Всё равно – для семейства Хорхе и для его могущественного отца – Эрнесто Менандеса – ситуация не слишком изменилась. Для богатых ситуация вообще редко меняется так драматично, как для простых людей. А Сэндтон – город богатых. А быть богатым – это требует усилий и налагает обязательства.
– А наличные? – вернулся к разговору Гальярдо.
Говоривший потупился.
– Что молчишь? Где наличные?
– Пока не могу ничего сказать, босс.
Хорхе Гальярдо снова уселся в кресло, закурил. И стал изысканно вежлив.
– Вот что, Антонио. Как ты понимаешь, мы не можем вести бизнес, не зная куда деваются наши деньги. Поэтому ты должен побеседовать… Побеседовать с Барсено так, чтобы я непременно получил всю полноту информации, которой он располагает. Мне это нужно знать, ты меня понимаешь?
– Я только хотел уточнить, босс…
– Антонио, ничего не надо уточнять. Ты всегда был человеком действия. И всегда меня хорошо понимал. Значит, необходимо сделать три вещи – решить вопросы с Барсено – это раз. Сделать так, чтобы никто с ним не контачил, повторяю, никто – это два. И заказать билеты на послезавтра в Лос-Анджелес. Для меня, для тебя и… кого ты возьмешь себе в помощники? Выбирай. Это три. Иди, и пусть святой Антоний тебе поможет. Придешь доложить об исполнении.
– Слушаю, босс.
Отпустив Антонио, Хорхе Гальярдо перешел к тому углу бассейна, который уже был в тени, опустился в удобное плетеное кресло, вытянул ноги и стал наблюдать, как мелкие птахи слетаются к кормушке, которую Гальярдо велел с месяц назад установить на стволе старой ивы. Забавно было наблюдать, как воюют за корм пернатые… Точно люди – ни дать, ни взять! Лишь бы не упустить свое зернышко. Но природа умеет шутить шутки покруче. И примерно дней пять назад Гальярдо заметил, что на другой стороне бассейна, на самой вершине мощного дуба обосновался орел. Орел внимательно наблюдал за кормушкой, выбирая жертву. И вот – бац – словно черная молния сверкнула! И орел уже взмывает ввысь с пичужкой, беспомощно болтающейся у него в когтях…
Правда жизни…
И вот по этой правде выходит, что вроде бы всё хорошо у Хорхе Гальярдо: и почет, и уважение, и почти неограниченная власть в империи, созданной его отцом – Менандесом. Всё – кроме того, что происходит в Лос-Анджелесе. Хорхе давно был недоволен практически неограниченной властью, которую имел там Фрэнк Франклин. Не раз и с отцом говорил об этом. Но у отца с Фрэнком были видно какие-то свои отношения. Это – во-первых. А во-вторых – через Франклина в бизнес регулярно шли наличные. Значительная их часть – прямо ему, Хорхе Гальярдо. Так что обижаться вроде не на что. Но Гальярдо с некоторых пор ясно понимал, что не всё шло к нему, далеко не всё. А отец, по догадкам Хорхе, стремился сохранить некоторый кусочек своей империи для себя – неподвластным сыну.

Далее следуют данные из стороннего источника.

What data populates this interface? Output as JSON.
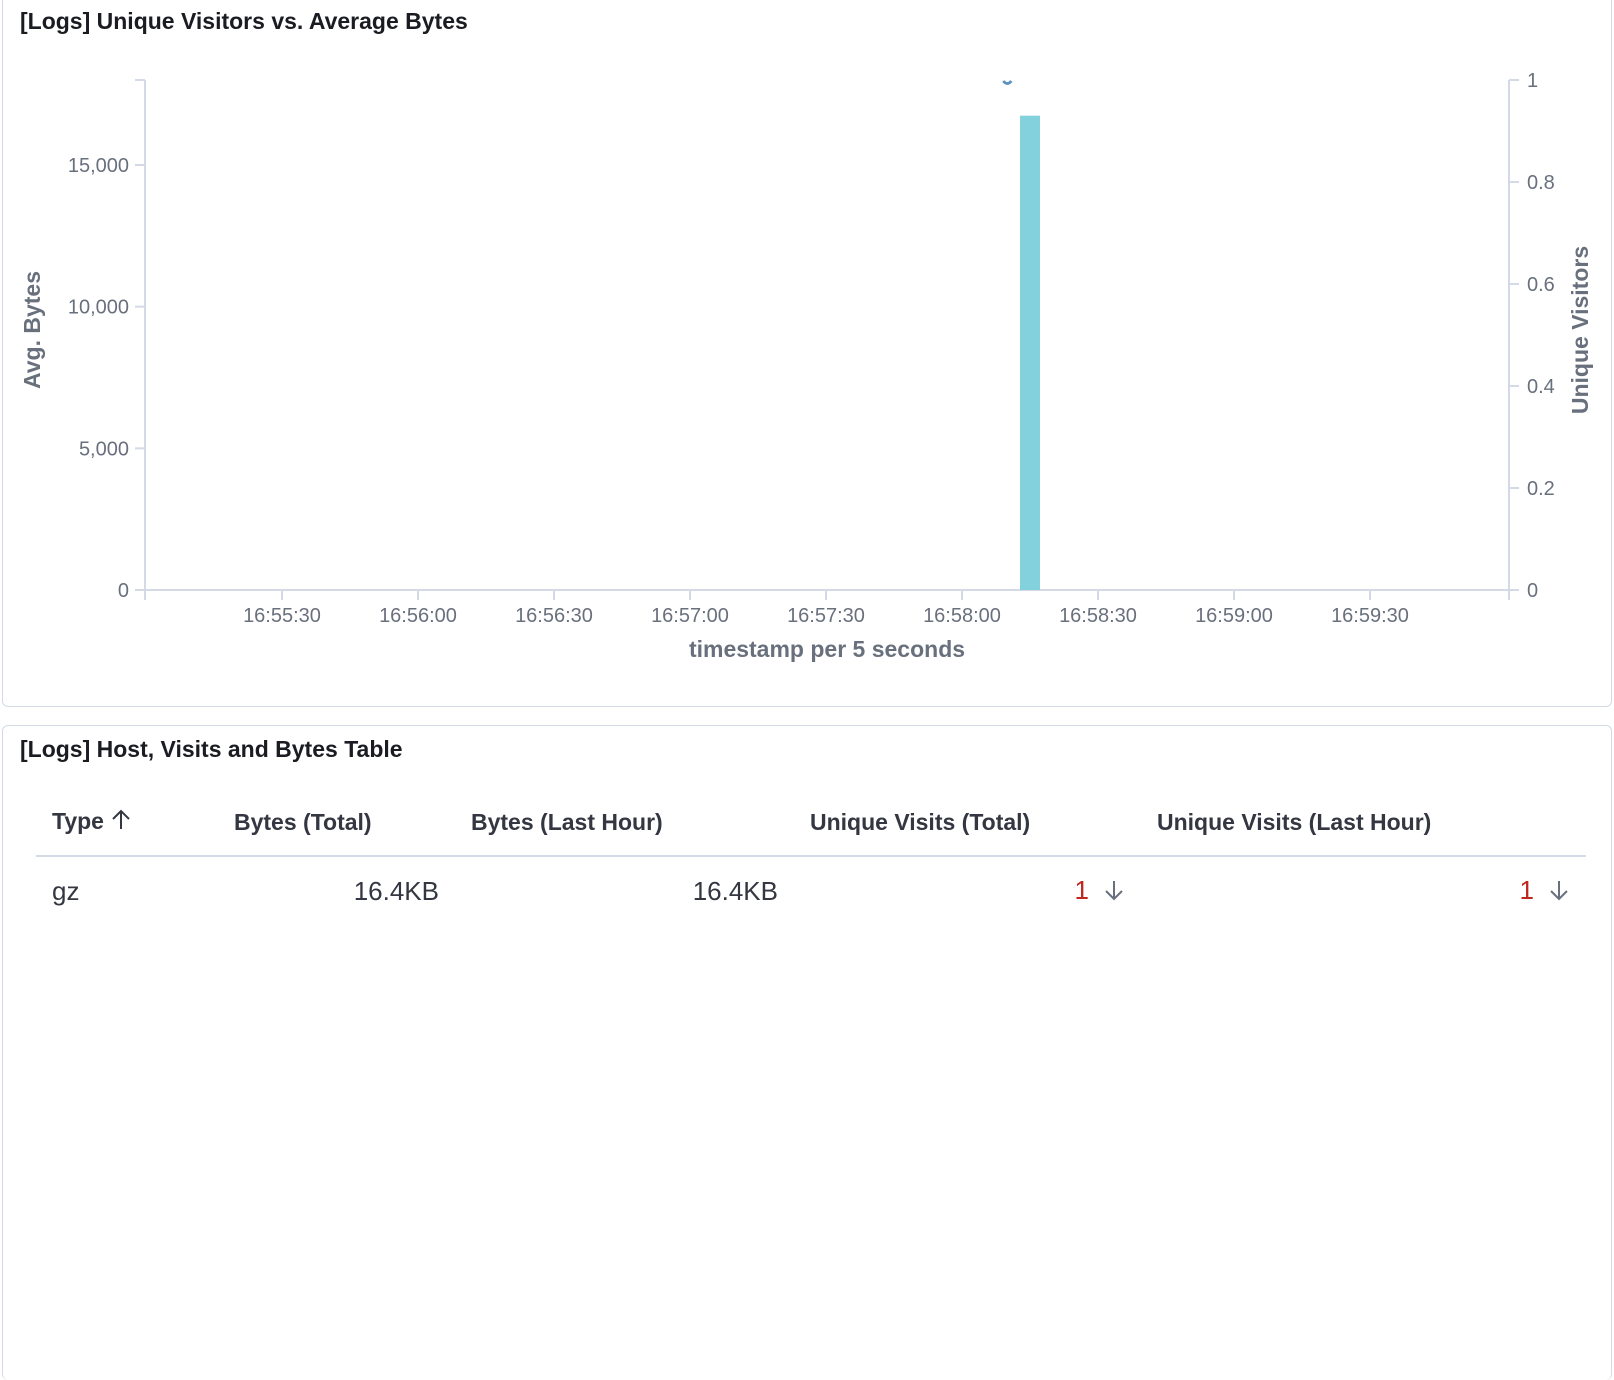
{
  "chart_panel": {
    "title": "[Logs] Unique Visitors vs. Average Bytes"
  },
  "chart_data": {
    "type": "bar",
    "x_ticks": [
      "16:55:30",
      "16:56:00",
      "16:56:30",
      "16:57:00",
      "16:57:30",
      "16:58:00",
      "16:58:30",
      "16:59:00",
      "16:59:30"
    ],
    "xlabel": "timestamp per 5 seconds",
    "ylabel_left": "Avg. Bytes",
    "ylabel_right": "Unique Visitors",
    "y_left_ticks": [
      "0",
      "5,000",
      "10,000",
      "15,000"
    ],
    "y_right_ticks": [
      "0",
      "0.2",
      "0.4",
      "0.6",
      "0.8",
      "1"
    ],
    "ylim_left": [
      0,
      18000
    ],
    "ylim_right": [
      0,
      1
    ],
    "series": [
      {
        "type": "bar",
        "axis": "left",
        "color": "#82d1dd",
        "points": [
          {
            "x": "16:58:15",
            "y": 16740
          }
        ]
      },
      {
        "type": "line",
        "axis": "right",
        "color": "#6092c0",
        "points": [
          {
            "x": "16:58:10",
            "y": 1
          }
        ]
      }
    ],
    "grid": false
  },
  "table_panel": {
    "title": "[Logs] Host, Visits and Bytes Table",
    "columns": [
      "Type",
      "Bytes (Total)",
      "Bytes (Last Hour)",
      "Unique Visits (Total)",
      "Unique Visits (Last Hour)"
    ],
    "sort_icon": "arrow-up-icon",
    "rows": [
      {
        "type": "gz",
        "bytes_total": "16.4KB",
        "bytes_last_hour": "16.4KB",
        "visits_total": "1",
        "visits_last_hour": "1",
        "trend_icon": "arrow-down-icon"
      }
    ],
    "accent_red": "#bd271e"
  }
}
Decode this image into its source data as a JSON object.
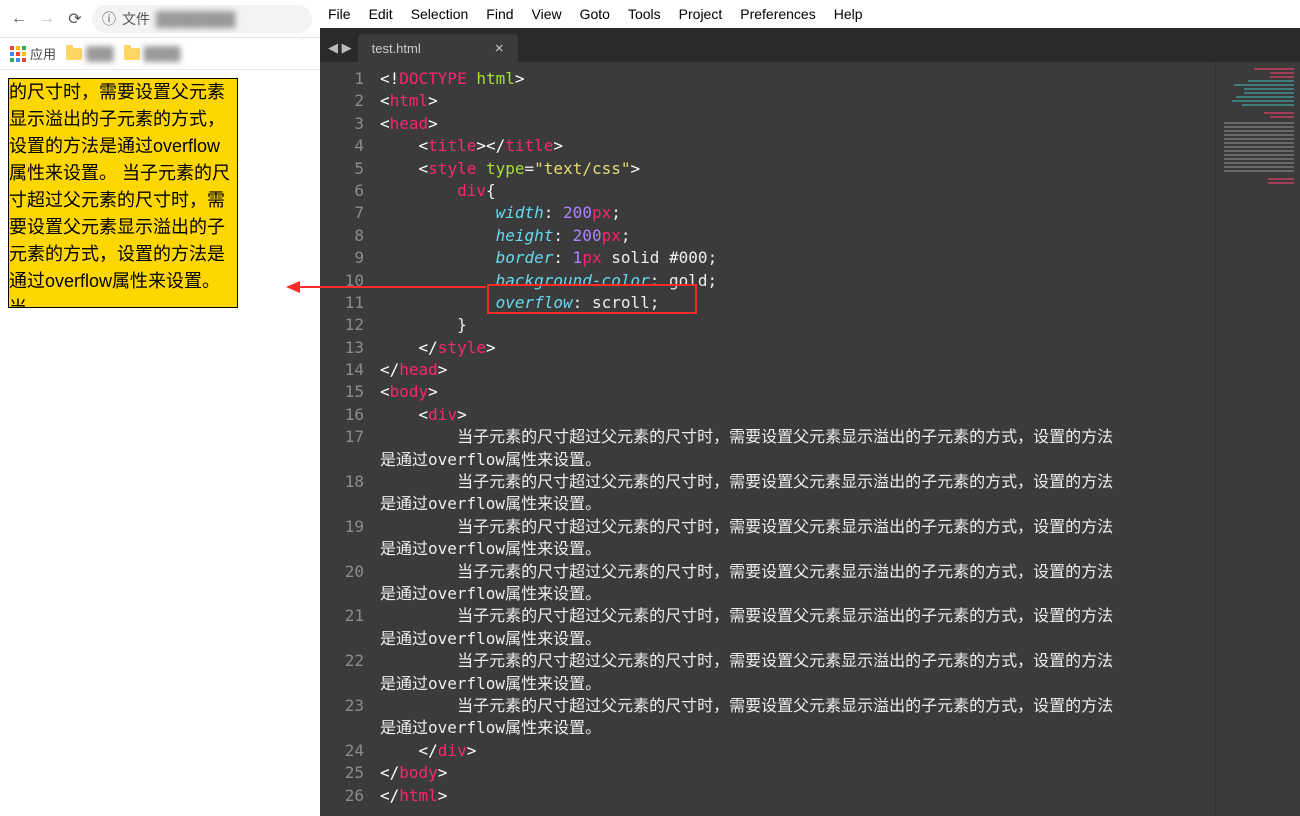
{
  "browser": {
    "address_prefix": "文件",
    "apps_label": "应用",
    "rendered_text": "的尺寸时，需要设置父元素显示溢出的子元素的方式，设置的方法是通过overflow属性来设置。 当子元素的尺寸超过父元素的尺寸时，需要设置父元素显示溢出的子元素的方式，设置的方法是通过overflow属性来设置。 当"
  },
  "editor": {
    "menus": [
      "File",
      "Edit",
      "Selection",
      "Find",
      "View",
      "Goto",
      "Tools",
      "Project",
      "Preferences",
      "Help"
    ],
    "tab_title": "test.html",
    "code_lines": [
      {
        "n": 1,
        "html": "<span class='t-angle'>&lt;!</span><span class='t-kw'>DOCTYPE</span> <span class='t-attr'>html</span><span class='t-angle'>&gt;</span>"
      },
      {
        "n": 2,
        "html": "<span class='t-angle'>&lt;</span><span class='t-tag'>html</span><span class='t-angle'>&gt;</span>"
      },
      {
        "n": 3,
        "html": "<span class='t-angle'>&lt;</span><span class='t-tag'>head</span><span class='t-angle'>&gt;</span>"
      },
      {
        "n": 4,
        "html": "    <span class='t-angle'>&lt;</span><span class='t-tag'>title</span><span class='t-angle'>&gt;&lt;/</span><span class='t-tag'>title</span><span class='t-angle'>&gt;</span>"
      },
      {
        "n": 5,
        "html": "    <span class='t-angle'>&lt;</span><span class='t-tag'>style</span> <span class='t-attr'>type</span><span class='t-punct'>=</span><span class='t-val'>\"text/css\"</span><span class='t-angle'>&gt;</span>"
      },
      {
        "n": 6,
        "html": "        <span class='t-tag'>div</span><span class='t-punct'>{</span>"
      },
      {
        "n": 7,
        "html": "            <span class='t-prop'>width</span><span class='t-punct'>:</span> <span class='t-num'>200</span><span class='t-unit'>px</span><span class='t-punct'>;</span>"
      },
      {
        "n": 8,
        "html": "            <span class='t-prop'>height</span><span class='t-punct'>:</span> <span class='t-num'>200</span><span class='t-unit'>px</span><span class='t-punct'>;</span>"
      },
      {
        "n": 9,
        "html": "            <span class='t-prop'>border</span><span class='t-punct'>:</span> <span class='t-num'>1</span><span class='t-unit'>px</span> <span class='t-plain'>solid</span> <span class='t-plain'>#000</span><span class='t-punct'>;</span>"
      },
      {
        "n": 10,
        "html": "            <span class='t-prop'>background-color</span><span class='t-punct'>:</span> <span class='t-plain'>gold</span><span class='t-punct'>;</span>"
      },
      {
        "n": 11,
        "html": "            <span class='t-prop'>overflow</span><span class='t-punct'>:</span> <span class='t-plain'>scroll</span><span class='t-punct'>;</span>"
      },
      {
        "n": 12,
        "html": "        <span class='t-punct'>}</span>"
      },
      {
        "n": 13,
        "html": "    <span class='t-angle'>&lt;/</span><span class='t-tag'>style</span><span class='t-angle'>&gt;</span>"
      },
      {
        "n": 14,
        "html": "<span class='t-angle'>&lt;/</span><span class='t-tag'>head</span><span class='t-angle'>&gt;</span>"
      },
      {
        "n": 15,
        "html": "<span class='t-angle'>&lt;</span><span class='t-tag'>body</span><span class='t-angle'>&gt;</span>"
      },
      {
        "n": 16,
        "html": "    <span class='t-angle'>&lt;</span><span class='t-tag'>div</span><span class='t-angle'>&gt;</span>"
      },
      {
        "n": 17,
        "wrap": 2,
        "html": "        <span class='t-plain'>当子元素的尺寸超过父元素的尺寸时，需要设置父元素显示溢出的子元素的方式，设置的方法是通过overflow属性来设置。</span>"
      },
      {
        "n": 18,
        "wrap": 2,
        "html": "        <span class='t-plain'>当子元素的尺寸超过父元素的尺寸时，需要设置父元素显示溢出的子元素的方式，设置的方法是通过overflow属性来设置。</span>"
      },
      {
        "n": 19,
        "wrap": 2,
        "html": "        <span class='t-plain'>当子元素的尺寸超过父元素的尺寸时，需要设置父元素显示溢出的子元素的方式，设置的方法是通过overflow属性来设置。</span>"
      },
      {
        "n": 20,
        "wrap": 2,
        "html": "        <span class='t-plain'>当子元素的尺寸超过父元素的尺寸时，需要设置父元素显示溢出的子元素的方式，设置的方法是通过overflow属性来设置。</span>"
      },
      {
        "n": 21,
        "wrap": 2,
        "html": "        <span class='t-plain'>当子元素的尺寸超过父元素的尺寸时，需要设置父元素显示溢出的子元素的方式，设置的方法是通过overflow属性来设置。</span>"
      },
      {
        "n": 22,
        "wrap": 2,
        "html": "        <span class='t-plain'>当子元素的尺寸超过父元素的尺寸时，需要设置父元素显示溢出的子元素的方式，设置的方法是通过overflow属性来设置。</span>"
      },
      {
        "n": 23,
        "wrap": 2,
        "html": "        <span class='t-plain'>当子元素的尺寸超过父元素的尺寸时，需要设置父元素显示溢出的子元素的方式，设置的方法是通过overflow属性来设置。</span>"
      },
      {
        "n": 24,
        "html": "    <span class='t-angle'>&lt;/</span><span class='t-tag'>div</span><span class='t-angle'>&gt;</span>"
      },
      {
        "n": 25,
        "html": "<span class='t-angle'>&lt;/</span><span class='t-tag'>body</span><span class='t-angle'>&gt;</span>"
      },
      {
        "n": 26,
        "html": "<span class='t-angle'>&lt;/</span><span class='t-tag'>html</span><span class='t-angle'>&gt;</span>"
      }
    ]
  }
}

Между тем Гальярдо получал всё больше косвенных сведений, что Фрэнк Франклин далеко не всегда распоряжается деньгами Менандеса так, как должен. Подозревал, что Франклин ворует, короче говоря. Но подозрения-подозрениями, а случая доказать это – не было. Сомнения росли, ибо Фрэнк в последнее время работал нечетко. И вот результат – последняя партия наличных пропала неизвестно куда, а теперь и самого Фрэнка убили.

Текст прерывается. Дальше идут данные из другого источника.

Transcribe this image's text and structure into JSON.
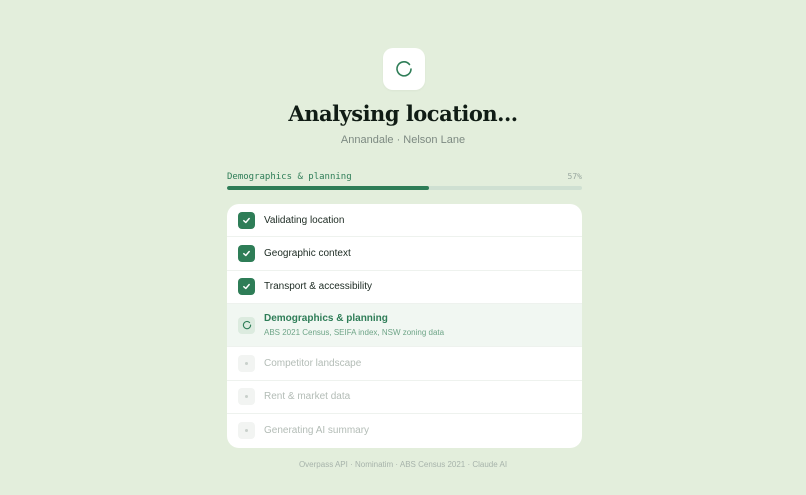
{
  "header": {
    "title": "Analysing location...",
    "subtitle": "Annandale · Nelson Lane"
  },
  "progress": {
    "label": "Demographics & planning",
    "percent_label": "57%",
    "fraction": 0.57
  },
  "steps": [
    {
      "label": "Validating location",
      "status": "done",
      "icon": "check-icon"
    },
    {
      "label": "Geographic context",
      "status": "done",
      "icon": "check-icon"
    },
    {
      "label": "Transport & accessibility",
      "status": "done",
      "icon": "check-icon"
    },
    {
      "label": "Demographics & planning",
      "description": "ABS 2021 Census, SEIFA index, NSW zoning data",
      "status": "active",
      "icon": "spinner-icon"
    },
    {
      "label": "Competitor landscape",
      "status": "pending",
      "icon": "dot-icon"
    },
    {
      "label": "Rent & market data",
      "status": "pending",
      "icon": "dot-icon"
    },
    {
      "label": "Generating AI summary",
      "status": "pending",
      "icon": "dot-icon"
    }
  ],
  "footer": {
    "text": "Overpass API · Nominatim · ABS Census 2021 · Claude AI"
  },
  "colors": {
    "background": "#e3eedc",
    "accent": "#2e7d57",
    "card": "#ffffff"
  }
}
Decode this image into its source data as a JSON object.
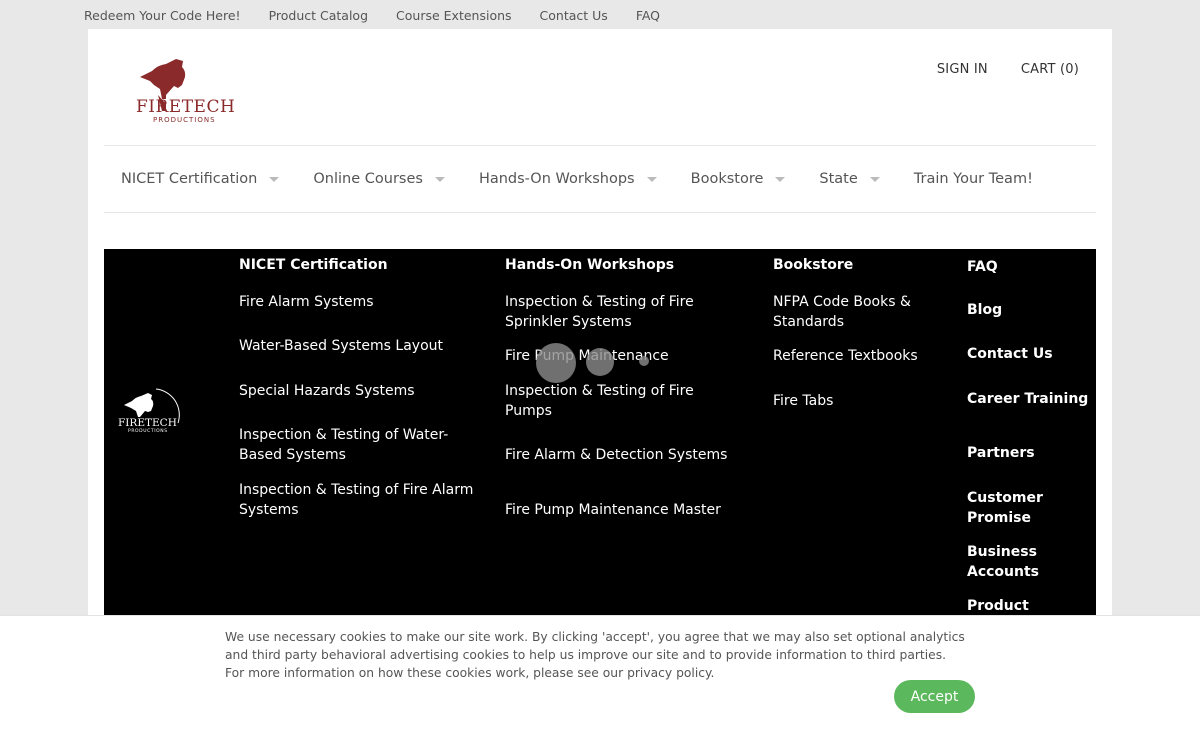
{
  "top_links": [
    "Redeem Your Code Here!",
    "Product Catalog",
    "Course Extensions",
    "Contact Us",
    "FAQ"
  ],
  "brand": {
    "name": "FIRETECH",
    "sub": "PRODUCTIONS",
    "color": "#8b2a2a"
  },
  "account": {
    "sign_in": "SIGN IN",
    "cart": "CART (0)"
  },
  "nav": [
    {
      "label": "NICET Certification",
      "dropdown": true
    },
    {
      "label": "Online Courses",
      "dropdown": true
    },
    {
      "label": "Hands-On Workshops",
      "dropdown": true
    },
    {
      "label": "Bookstore",
      "dropdown": true
    },
    {
      "label": "State",
      "dropdown": true
    },
    {
      "label": "Train Your Team!",
      "dropdown": false
    }
  ],
  "footer": {
    "nicet": {
      "heading": "NICET Certification",
      "links": [
        "Fire Alarm Systems",
        "Water-Based Systems Layout",
        "Special Hazards Systems",
        "Inspection & Testing of Water-Based Systems",
        "Inspection & Testing of Fire Alarm Systems"
      ]
    },
    "hands_on": {
      "heading": "Hands-On Workshops",
      "links": [
        "Inspection & Testing of Fire Sprinkler Systems",
        "Fire Pump Maintenance",
        "Inspection & Testing of Fire Pumps",
        "Fire Alarm & Detection Systems",
        "Fire Pump Maintenance Master"
      ]
    },
    "bookstore": {
      "heading": "Bookstore",
      "links": [
        "NFPA Code Books & Standards",
        "Reference Textbooks",
        "Fire Tabs"
      ]
    },
    "misc": {
      "heading": "FAQ",
      "links": [
        "Blog",
        "Contact Us",
        "Career Training",
        "Partners",
        "Customer Promise",
        "Business Accounts",
        "Product"
      ]
    }
  },
  "cookie": {
    "text": "We use necessary cookies to make our site work. By clicking 'accept', you agree that we may also set optional analytics and third party behavioral advertising cookies to help us improve our site and to provide information to third parties. For more information on how these cookies work, please see our privacy policy.",
    "accept": "Accept",
    "accept_color": "#5cb85c"
  }
}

Сожалений по этому поводу Гальярдо не испыывал. Напротив – теперь он знал, что точно обязан навести порядок по всему сектору работы Франклина – и здесь, и в Калифорнии. Вот этим и надо заняться немедля!
Хорхе поглядел, как орел замер на ветке, готовясь к удару, и ухмыльнулся.
* * *
– Входите, я открыл! – раздалось из динамика.

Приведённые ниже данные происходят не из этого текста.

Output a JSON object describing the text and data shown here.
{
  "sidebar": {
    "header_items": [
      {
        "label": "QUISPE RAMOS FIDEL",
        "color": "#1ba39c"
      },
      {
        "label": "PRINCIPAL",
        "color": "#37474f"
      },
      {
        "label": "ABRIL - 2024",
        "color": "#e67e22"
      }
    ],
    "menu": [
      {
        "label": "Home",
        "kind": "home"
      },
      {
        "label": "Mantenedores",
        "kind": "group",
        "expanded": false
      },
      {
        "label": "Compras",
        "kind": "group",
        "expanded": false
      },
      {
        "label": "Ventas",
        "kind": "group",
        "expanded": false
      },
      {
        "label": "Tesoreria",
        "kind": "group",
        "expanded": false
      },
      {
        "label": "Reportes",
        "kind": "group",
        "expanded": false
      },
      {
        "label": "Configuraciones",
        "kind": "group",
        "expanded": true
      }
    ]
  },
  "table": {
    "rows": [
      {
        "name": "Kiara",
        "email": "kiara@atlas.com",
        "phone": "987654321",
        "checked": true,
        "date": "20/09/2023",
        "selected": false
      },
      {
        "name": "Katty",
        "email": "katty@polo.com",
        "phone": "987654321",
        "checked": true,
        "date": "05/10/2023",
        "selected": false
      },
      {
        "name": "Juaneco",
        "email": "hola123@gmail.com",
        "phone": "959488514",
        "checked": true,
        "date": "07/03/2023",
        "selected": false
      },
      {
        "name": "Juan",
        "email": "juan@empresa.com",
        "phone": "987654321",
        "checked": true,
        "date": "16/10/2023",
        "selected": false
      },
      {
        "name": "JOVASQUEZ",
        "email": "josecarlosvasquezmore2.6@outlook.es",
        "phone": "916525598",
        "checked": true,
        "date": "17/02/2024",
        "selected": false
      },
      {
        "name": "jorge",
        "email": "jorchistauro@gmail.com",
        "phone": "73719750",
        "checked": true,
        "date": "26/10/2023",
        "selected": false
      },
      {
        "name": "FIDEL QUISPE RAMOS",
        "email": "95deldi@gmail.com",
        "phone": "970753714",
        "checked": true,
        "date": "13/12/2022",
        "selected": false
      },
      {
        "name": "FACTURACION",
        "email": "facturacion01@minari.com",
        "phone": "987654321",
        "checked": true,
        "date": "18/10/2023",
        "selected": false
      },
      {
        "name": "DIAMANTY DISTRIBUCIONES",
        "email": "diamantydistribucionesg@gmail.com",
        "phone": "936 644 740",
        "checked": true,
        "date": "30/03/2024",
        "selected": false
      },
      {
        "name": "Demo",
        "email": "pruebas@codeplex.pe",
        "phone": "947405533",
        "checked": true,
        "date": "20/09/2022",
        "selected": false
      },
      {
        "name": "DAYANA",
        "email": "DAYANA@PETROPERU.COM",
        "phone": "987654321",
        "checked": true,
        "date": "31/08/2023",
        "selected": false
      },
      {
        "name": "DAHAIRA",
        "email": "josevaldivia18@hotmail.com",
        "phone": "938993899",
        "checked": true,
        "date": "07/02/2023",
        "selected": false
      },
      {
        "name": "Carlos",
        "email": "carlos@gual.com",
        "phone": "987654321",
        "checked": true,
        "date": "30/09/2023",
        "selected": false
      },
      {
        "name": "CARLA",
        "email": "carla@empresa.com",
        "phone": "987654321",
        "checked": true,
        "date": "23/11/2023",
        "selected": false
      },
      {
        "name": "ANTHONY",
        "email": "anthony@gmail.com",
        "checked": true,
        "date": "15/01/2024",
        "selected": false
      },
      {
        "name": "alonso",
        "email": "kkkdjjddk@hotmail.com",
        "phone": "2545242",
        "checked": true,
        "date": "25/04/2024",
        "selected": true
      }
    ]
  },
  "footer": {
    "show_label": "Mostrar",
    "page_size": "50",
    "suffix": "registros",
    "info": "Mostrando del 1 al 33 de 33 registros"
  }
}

О’Рэйли толкнул дверь – и очутился в просторной гостиной. От входа вниз вели три ступеньки. Лайон спустился и осторожно заглянул в кабинет. Гэс Сандерс в полосатой тельняшке корпуса морской пехоты выглядел как человек чрезвычайно занятый. Телефонную трубку он щекой прижимал к левому плечу, в правой руке была зажата шариковая ручка. Гэс одновременно разговаривал по телефону, следил за какими-то скользящими по большому экрану компьютера таблицами, и делал пометки на разграфленном листе бумаге, лежащем перед ним.
– Садитесь в гостиной! – проговорил он Лайону, отвернувшись на минуту от трубки. – Дайте, я договорю. Пять минут, не больше. Очень важно!
О’Рэйли терпеливо ждал. Бас, доносившийся из соседней комнаты, деловито перечислял средиземноморские порты, диктовал возможные условия оплаты – словом, если бы О’Рэйли пришел сюда без подготовки – были все основания полагать, что он попал в контору нефтяного торговца-брокера. Но Лайон точно знал от Кима, что эти попытки торговли нефтью – только жалкая видимость активности пенсионера Сандерса. А потому и не особенно прислушивался к разговору – сидел, расслабившись, и гадал – что же за человек к нему выйдет и какую роль он играл в жизни и смерти Фрэнка Франклина?
– Это потрясающе, насколько люди безграмотны! – в комнате наконец появился Сандерс. Седые редкие волосы растрепались, лысина вспотела. Напоминает приказчика, у которого мелкая лавка где-то в районе дунтауна. – Простите, что заставил вас ждать.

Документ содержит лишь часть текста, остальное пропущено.